I just ran across something rather interesting. I was writing a simple snippet of code to draw 360 dots of differing colors on the screen in succession, so I wrote this do loop:
count = 0
do
dot rnd(640),rnd(480),rgb(rnd(255),rnd(255),rnd(255))
count = count + 1
if count = 360
wait mouse
exit
endif
loop
Then I realized I could greatly shorten this by running a for loop instead:
for x=0 to 360
dot rnd(640),rnd(480),rgb(rnd(255),rnd(255),rnd(255))
next x
wait mouse
exit
This code ran instantly while the
do loop took about 5 seconds.

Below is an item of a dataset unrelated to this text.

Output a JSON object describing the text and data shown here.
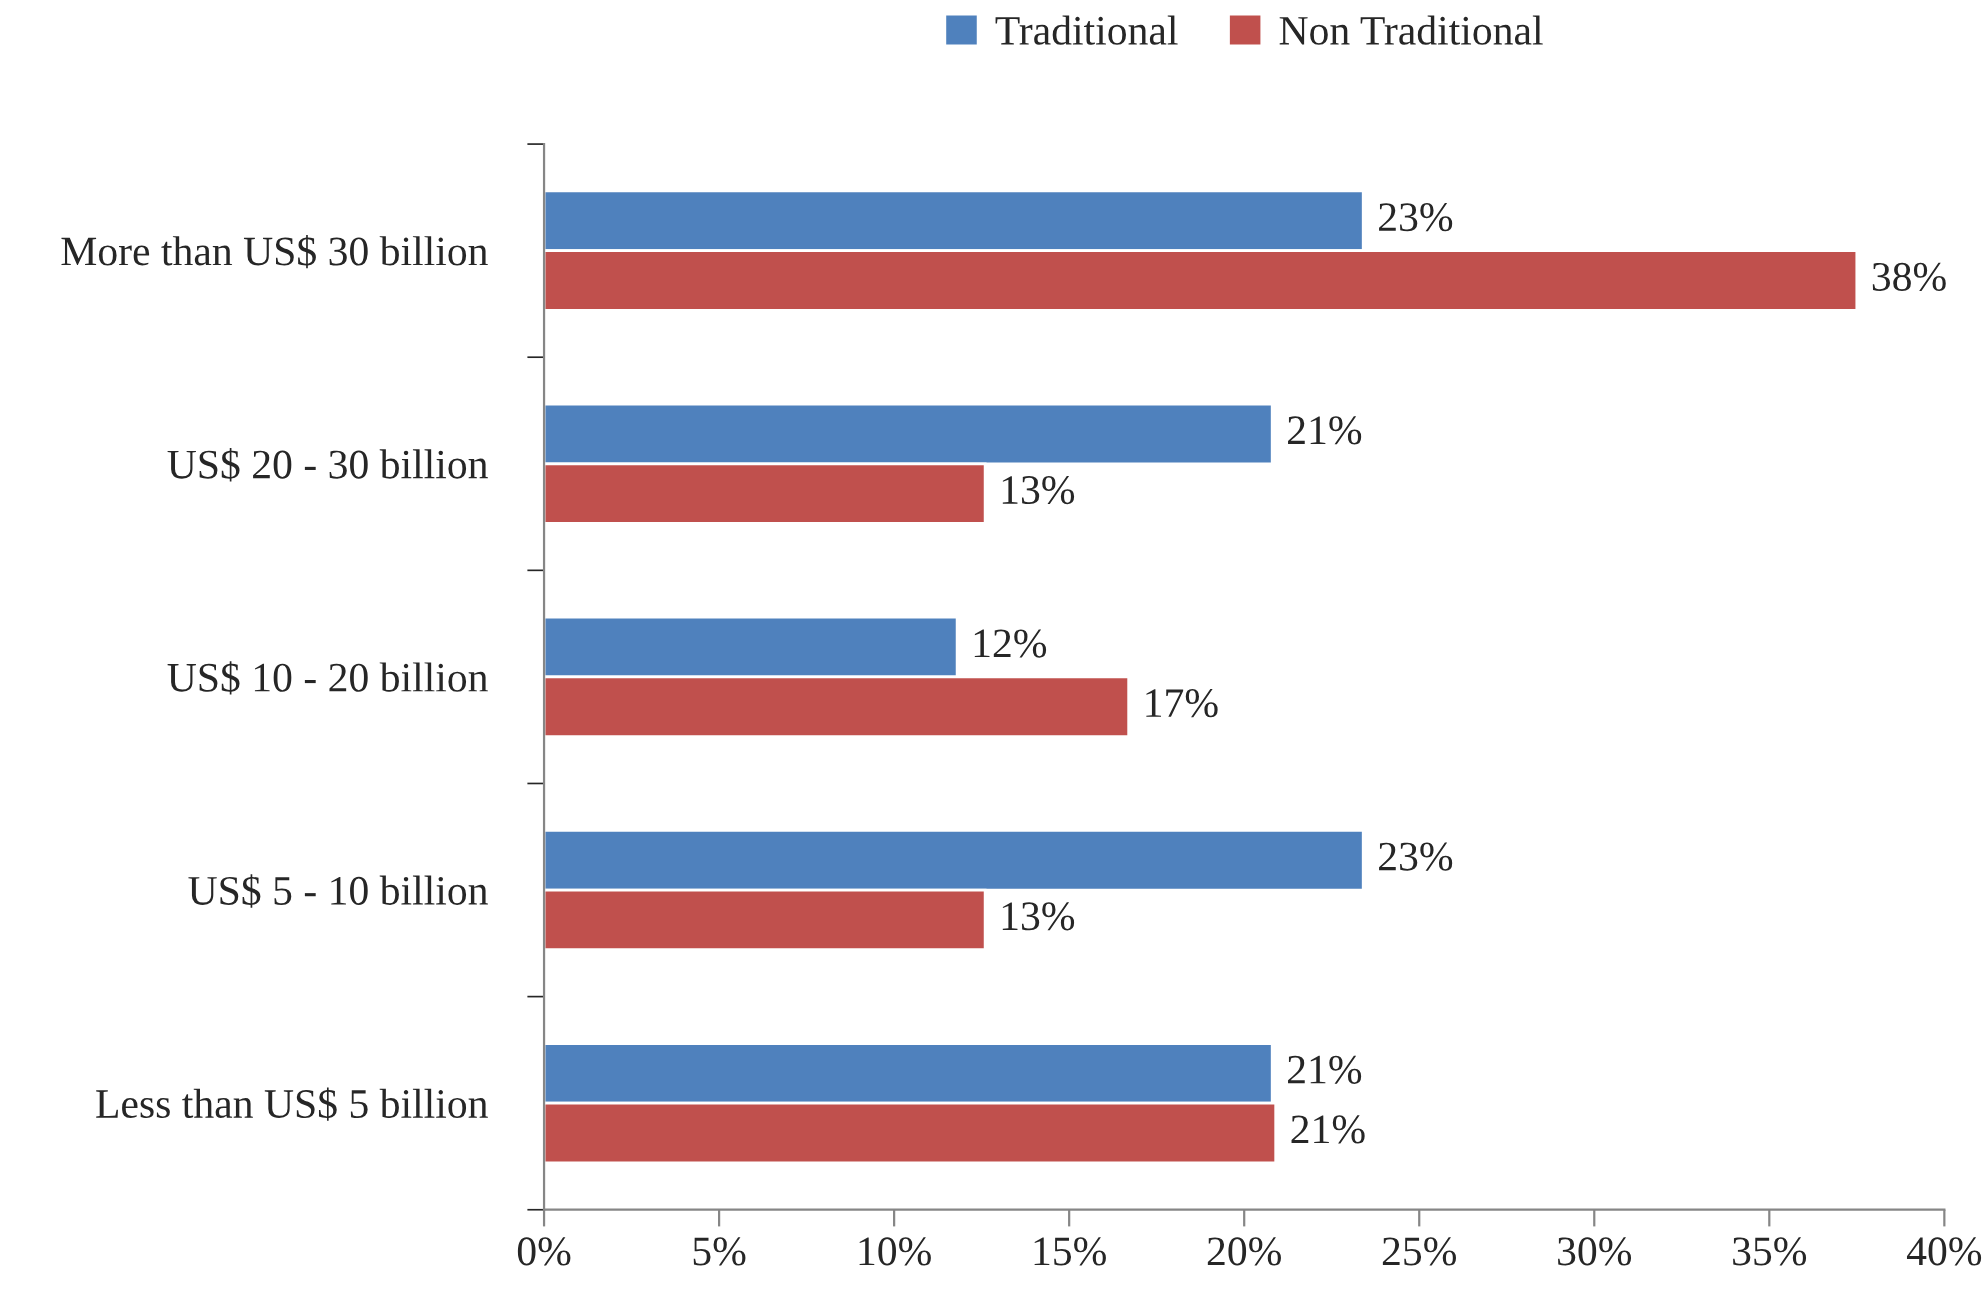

This intrigued me enough to write this code:
hide mouse
count = 0
wtimer1 = timer()
while count < 361
color = rgb(rnd(255),rnd(255),rnd(255))
dot rnd(640),rnd(480),color
count = count + 1
endwhile
wtimer2 = timer()
sleep 500
cls
ftimer1 = timer()
for x=0 to 360
color = rgb(rnd(255),rnd(255),rnd(255))
dot rnd(640),rnd(480),color
next x
ftimer2 = timer()
sleep 500
cls
dtimer1 = timer()
count = 0
do
color = rgb(rnd(255),rnd(255),rnd(255))
dot rnd(640),rnd(480),color
count = count + 1
if count = 360
dtimer2 = timer()
gosub _prnt
wait mouse
exit
endif
loop
_prnt:
cls
wtime = wtimer2 - wtimer1
ftime = ftimer2 - ftimer1
dtime = dtimer2 - dtimer1
print "While: "; wtime; "ms"
print "For: "; ftime; "ms"
print "Do: "; dtime; "ms"
return
This last snippet simply doest the same code using 3 different loops and times them all. The results (on my machine) show the while loop took 5640 milliseconds, the for loop took 0 milliseconds, and the do loop took 5610 milliseconds. Why does it appear that the
for loop completes 360 iterations 5.6 seconds faster than the
while loop and the
do loop? I have a feeling it has something to do with my assumptions when writing the last experiment. Can anyone explain the vast time difference with these loops?